My `welcome back' to the Crowne Plaza Downtown Hotel (remember that name and AVOID) was the loss of a stored bag of winter gear, souvenirs, maps and, more importantly oh-so-tasteful gifts for friends. We got through the obfuscation and avoidance stage (that took 12 hours) and are entered into the `seriously looking` stage. Hmmmmmmmmmmm. At that point they offered me free late checkout on Thursday in an attempt to placate me (unsuccessfully....). Tonight they came clean: after tracking CCTV they say the bag was securely stored and 'then it was not there'. I do hope my travel insurance company understands why the hotel does not wish to involve police (??????). I am not being billed for my stay, having completed an all purpose 'incident form' that could only have emerged from the mind of the most banal and pernickety risk assessor.

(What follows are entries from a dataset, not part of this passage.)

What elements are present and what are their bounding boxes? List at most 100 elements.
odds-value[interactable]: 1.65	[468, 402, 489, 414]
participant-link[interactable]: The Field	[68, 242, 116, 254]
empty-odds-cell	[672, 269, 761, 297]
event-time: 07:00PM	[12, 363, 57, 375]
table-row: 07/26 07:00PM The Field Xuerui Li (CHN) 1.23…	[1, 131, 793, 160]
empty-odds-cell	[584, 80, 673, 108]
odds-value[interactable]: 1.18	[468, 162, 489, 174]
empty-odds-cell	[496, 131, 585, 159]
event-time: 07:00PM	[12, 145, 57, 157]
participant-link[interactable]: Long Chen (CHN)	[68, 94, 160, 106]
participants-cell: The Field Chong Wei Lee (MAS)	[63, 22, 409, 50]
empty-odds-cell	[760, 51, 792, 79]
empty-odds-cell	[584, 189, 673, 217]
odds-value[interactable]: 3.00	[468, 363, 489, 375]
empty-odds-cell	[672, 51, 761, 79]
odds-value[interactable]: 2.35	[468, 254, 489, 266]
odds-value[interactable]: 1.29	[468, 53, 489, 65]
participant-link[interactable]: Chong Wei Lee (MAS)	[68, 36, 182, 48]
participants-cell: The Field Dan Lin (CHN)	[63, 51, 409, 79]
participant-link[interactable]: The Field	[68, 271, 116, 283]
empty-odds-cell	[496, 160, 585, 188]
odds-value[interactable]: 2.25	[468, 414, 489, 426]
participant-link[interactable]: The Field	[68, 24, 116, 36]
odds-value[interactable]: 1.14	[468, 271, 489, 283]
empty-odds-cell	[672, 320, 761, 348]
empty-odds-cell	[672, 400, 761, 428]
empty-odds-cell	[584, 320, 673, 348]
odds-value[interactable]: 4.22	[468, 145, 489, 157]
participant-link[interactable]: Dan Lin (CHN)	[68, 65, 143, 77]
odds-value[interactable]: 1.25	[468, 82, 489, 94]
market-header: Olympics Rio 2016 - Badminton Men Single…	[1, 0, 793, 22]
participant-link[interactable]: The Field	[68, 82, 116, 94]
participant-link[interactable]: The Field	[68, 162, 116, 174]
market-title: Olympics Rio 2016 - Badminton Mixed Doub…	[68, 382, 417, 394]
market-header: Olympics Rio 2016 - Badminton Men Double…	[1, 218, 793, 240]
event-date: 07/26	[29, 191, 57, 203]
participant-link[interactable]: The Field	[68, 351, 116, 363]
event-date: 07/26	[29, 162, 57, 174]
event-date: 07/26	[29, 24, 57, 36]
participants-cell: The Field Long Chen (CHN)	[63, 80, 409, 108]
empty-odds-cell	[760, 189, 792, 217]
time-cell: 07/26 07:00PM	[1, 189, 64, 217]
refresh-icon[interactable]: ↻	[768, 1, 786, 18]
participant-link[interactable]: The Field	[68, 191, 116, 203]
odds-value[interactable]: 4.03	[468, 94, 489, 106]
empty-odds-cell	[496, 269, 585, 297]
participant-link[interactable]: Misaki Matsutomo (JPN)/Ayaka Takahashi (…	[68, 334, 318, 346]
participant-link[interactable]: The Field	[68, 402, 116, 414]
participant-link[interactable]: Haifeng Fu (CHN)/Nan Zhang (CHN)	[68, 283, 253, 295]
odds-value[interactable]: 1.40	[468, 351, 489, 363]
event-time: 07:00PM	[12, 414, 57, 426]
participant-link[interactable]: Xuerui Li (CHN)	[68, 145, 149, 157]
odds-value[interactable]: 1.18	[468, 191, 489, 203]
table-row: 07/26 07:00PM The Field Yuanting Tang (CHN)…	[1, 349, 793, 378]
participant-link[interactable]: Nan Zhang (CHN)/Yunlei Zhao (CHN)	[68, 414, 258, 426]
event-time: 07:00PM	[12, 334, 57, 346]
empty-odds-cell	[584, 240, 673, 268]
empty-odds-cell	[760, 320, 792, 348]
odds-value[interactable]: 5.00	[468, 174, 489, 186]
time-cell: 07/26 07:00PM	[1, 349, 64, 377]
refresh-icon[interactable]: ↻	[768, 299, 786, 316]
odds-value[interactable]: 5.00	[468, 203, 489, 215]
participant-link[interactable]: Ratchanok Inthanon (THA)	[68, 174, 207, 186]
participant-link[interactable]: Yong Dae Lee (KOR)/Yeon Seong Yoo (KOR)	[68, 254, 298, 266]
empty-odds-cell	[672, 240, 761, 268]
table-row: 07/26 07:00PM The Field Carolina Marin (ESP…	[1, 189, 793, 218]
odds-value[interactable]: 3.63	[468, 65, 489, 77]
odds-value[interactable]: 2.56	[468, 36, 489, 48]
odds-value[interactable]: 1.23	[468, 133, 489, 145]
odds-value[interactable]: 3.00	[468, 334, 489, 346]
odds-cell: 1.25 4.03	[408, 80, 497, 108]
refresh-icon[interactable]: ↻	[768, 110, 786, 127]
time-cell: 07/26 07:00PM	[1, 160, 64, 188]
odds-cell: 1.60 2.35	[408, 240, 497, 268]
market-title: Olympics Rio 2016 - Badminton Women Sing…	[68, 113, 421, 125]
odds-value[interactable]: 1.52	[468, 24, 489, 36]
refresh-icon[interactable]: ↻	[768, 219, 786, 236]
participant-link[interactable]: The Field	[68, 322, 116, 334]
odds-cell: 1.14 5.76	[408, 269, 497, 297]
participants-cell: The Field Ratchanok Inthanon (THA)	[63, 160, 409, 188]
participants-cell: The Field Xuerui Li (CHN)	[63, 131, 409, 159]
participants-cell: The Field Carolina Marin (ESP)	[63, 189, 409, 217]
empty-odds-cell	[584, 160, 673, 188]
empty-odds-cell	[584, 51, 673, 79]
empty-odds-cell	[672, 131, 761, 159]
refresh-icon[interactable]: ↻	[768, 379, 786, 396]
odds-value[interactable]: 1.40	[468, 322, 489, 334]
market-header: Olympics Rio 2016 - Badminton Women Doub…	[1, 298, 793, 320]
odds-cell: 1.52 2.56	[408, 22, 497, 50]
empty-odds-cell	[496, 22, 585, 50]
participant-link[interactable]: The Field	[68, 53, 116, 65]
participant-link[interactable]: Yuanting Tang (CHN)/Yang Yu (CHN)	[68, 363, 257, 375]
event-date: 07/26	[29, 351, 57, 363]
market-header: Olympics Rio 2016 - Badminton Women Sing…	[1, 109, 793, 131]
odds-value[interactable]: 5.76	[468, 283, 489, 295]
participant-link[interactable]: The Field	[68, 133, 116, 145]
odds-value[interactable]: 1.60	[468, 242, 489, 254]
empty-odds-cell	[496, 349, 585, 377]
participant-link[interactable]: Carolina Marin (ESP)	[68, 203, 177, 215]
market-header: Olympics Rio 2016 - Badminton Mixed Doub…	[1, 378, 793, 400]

So, here I am, coming down with the usual vile travellers` cold (and it is a MALE cold...) with two Codrals in one hand, and a mug of potable Dallas tapwater in the other. I have direct line of sight down Elm St to the site of the JFK assassination and a full belly from the local Thai noodle bar after 8 interrresting weeks so, in the scheme of things, the loss of one bag is not so big a deal.
Or maybe it`s just the drugs.
At least I won`t be threatened with an excess baggage fee by Qantas on Thursday.
And so (with potable Texas tapwater): Cheers!